- O actual governo mais não tem feito do que levar à prática boa parte das ideias que JPP defendeu, sobretudo a partir de 2003, em geral isolado e atacado no partido a que pertence. Durante anos, os textos e as ideias de JPP estiveram muito próximas de um pensamento moderadamente libertário, e foi ele um dos que, nos blogues e no espaço mediático que justamente criou em seu redor, mais fez, com grande lucidez e coragem, para que hoje haja uma maior apetência por uma libertação da sociedade portuguesa daquilo que é a herança pesada do socialismo.
- Para quem se habituou a ler no Público textos ideologicamente lúcidos assinados por JPP, não deixa de ser triste chocar com esta desgraça, um JPP em versão vintage, que recupera, ao bom estilo de Negri (cf. aqui), as dialécticas marxistas, um mundo dividido em dois, colocando de um lado os papões sem rosto dos “interesses” e das “elites” maléficas, e do outro, a massa dos oprimidos, projectando uma tirania que afasta o “povo”, por medo dos poderosos que, escondidos, supostamente controlam o país.
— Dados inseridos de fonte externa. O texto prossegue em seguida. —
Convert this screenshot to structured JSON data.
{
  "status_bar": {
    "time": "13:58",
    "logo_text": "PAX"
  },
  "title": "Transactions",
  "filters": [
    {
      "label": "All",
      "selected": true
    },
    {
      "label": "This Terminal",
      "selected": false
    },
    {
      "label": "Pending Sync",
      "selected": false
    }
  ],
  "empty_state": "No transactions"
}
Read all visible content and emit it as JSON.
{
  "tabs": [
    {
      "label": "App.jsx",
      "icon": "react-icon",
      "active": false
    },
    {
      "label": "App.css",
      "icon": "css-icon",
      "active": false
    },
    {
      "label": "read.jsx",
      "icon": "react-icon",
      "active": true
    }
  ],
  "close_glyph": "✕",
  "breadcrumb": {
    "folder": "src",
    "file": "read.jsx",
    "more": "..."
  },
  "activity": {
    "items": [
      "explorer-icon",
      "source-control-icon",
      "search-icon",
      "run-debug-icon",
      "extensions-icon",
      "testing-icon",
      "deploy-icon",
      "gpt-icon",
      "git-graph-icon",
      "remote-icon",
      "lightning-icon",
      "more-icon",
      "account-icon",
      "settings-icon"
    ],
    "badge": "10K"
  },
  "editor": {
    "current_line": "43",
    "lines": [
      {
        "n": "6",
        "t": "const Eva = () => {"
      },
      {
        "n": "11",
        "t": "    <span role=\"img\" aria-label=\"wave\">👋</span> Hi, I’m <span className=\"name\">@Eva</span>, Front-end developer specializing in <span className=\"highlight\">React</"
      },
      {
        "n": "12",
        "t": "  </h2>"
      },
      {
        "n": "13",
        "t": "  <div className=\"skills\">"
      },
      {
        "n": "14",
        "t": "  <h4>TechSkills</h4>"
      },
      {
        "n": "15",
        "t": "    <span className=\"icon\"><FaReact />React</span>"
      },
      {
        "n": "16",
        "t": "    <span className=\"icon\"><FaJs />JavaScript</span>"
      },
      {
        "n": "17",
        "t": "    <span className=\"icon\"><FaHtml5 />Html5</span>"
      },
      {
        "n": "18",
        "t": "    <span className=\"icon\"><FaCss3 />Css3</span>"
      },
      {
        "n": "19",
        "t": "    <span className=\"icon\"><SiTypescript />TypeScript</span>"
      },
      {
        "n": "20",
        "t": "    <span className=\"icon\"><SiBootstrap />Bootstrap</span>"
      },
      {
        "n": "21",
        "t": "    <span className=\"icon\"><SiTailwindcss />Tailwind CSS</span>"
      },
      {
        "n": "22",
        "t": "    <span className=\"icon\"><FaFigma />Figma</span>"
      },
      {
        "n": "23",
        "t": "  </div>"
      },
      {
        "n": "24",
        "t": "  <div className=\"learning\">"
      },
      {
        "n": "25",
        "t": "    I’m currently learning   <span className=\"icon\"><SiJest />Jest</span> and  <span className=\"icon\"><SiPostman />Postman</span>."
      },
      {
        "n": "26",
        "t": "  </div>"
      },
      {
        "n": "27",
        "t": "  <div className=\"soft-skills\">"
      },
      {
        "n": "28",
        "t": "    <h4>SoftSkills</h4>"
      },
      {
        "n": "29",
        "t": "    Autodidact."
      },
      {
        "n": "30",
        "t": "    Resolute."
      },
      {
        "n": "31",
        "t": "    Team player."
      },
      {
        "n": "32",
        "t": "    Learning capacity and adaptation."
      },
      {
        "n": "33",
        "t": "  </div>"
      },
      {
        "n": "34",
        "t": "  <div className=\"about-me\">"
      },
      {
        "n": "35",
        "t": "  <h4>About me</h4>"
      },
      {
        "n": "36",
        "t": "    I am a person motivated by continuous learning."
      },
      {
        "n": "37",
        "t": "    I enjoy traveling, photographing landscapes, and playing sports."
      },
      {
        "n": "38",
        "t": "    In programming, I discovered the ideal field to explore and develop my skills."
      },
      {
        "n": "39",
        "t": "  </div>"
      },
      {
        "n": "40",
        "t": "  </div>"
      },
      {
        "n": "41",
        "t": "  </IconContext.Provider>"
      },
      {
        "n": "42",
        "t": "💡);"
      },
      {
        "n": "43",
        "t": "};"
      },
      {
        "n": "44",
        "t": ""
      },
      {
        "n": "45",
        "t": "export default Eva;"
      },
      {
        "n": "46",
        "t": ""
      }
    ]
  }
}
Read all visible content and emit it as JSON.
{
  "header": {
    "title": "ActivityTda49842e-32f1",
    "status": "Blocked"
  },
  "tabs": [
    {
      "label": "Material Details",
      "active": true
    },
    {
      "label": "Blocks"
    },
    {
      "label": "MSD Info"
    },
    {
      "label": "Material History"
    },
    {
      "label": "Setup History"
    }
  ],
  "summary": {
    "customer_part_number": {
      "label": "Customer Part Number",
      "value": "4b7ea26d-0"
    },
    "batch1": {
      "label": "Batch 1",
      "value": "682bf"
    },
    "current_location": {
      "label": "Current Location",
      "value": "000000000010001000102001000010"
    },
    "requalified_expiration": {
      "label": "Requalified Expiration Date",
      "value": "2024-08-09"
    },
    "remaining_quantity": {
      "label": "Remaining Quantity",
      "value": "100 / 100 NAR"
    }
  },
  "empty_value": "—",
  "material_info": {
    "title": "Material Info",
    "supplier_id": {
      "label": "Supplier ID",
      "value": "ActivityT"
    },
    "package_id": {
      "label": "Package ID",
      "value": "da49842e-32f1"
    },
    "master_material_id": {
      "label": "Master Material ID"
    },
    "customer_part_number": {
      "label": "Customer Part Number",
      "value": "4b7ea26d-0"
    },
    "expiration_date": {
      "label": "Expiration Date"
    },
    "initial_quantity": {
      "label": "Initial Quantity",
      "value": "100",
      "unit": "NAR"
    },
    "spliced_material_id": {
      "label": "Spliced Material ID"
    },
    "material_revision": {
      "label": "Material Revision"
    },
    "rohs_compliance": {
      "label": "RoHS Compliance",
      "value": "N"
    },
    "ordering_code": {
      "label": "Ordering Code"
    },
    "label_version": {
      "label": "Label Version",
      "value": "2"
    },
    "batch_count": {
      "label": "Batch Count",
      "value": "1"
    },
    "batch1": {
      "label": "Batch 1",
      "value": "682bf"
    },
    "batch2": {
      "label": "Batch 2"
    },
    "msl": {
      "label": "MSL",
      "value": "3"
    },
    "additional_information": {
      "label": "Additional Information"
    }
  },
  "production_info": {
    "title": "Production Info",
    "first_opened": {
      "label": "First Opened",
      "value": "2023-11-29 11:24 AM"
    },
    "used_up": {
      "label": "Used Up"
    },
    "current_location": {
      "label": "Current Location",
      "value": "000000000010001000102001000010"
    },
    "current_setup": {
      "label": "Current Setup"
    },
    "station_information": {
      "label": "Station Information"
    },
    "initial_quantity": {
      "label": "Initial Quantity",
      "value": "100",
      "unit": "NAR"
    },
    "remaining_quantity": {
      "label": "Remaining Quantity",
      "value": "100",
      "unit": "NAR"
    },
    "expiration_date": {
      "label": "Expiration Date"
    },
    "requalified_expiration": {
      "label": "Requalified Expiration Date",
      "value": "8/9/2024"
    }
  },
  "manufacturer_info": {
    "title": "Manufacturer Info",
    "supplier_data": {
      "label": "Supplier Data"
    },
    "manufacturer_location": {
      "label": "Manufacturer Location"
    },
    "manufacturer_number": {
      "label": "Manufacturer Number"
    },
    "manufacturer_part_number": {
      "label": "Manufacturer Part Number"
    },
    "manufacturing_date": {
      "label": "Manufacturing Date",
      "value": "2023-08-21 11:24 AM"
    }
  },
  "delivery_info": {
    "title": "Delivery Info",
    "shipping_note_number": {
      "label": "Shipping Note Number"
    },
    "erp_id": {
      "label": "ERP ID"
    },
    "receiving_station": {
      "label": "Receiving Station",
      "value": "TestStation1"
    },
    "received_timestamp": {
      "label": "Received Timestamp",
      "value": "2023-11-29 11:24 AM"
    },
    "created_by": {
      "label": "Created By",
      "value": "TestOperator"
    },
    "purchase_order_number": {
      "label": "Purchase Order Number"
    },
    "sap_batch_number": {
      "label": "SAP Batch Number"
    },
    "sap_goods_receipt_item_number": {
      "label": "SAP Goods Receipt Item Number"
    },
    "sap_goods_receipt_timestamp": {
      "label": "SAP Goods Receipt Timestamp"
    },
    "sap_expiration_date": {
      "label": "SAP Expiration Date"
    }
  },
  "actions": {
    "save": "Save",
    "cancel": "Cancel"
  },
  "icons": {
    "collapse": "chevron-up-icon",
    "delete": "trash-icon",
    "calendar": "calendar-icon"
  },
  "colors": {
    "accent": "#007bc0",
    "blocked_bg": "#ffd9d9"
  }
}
O discurso de JPP só não se sobrepõe integralmente ao de Negri, porquanto falta a JPP o apelo à insurreição, à violência e às ruas (cf. aqui), optando antes por um desabafo mais tímido, de que supostamente o PSD estará hoje a ignorar as suas origens históricas e aquilo que ele considera ser a sua génese.
- A realidade está porém muito afastada da ficção jornalística que JPP nos descreve no seu artigo no Público. Como bem repetiu Friedman, para quem o quis ouvir, as dificuldades encontradas quando se combate o socialismo reinante radicam no que o autor apelida de “Tirania do Status Quo”, ou seja, na inércia e resistência que se consolidou em muitas sociedades civis no mundo ocidental e sobretudo no universo estatal, que limitam a mudança de paradigmas. Para Friedman, as crises – actuais ou percebidas – são grandes oportunidades para promover aceleradamente as mudanças efectivas. As crises têm um lado ambivalente, são períodos duríssimos, mas por outro lado abrem espaço para a inversão deste Caminho para a Servidão para onde lenta e alegremente estávamos a ser conduzidos. Saibamos perceber que “o que antes era considerado politicamente impossível se torn[ou] politicamente inevitável”.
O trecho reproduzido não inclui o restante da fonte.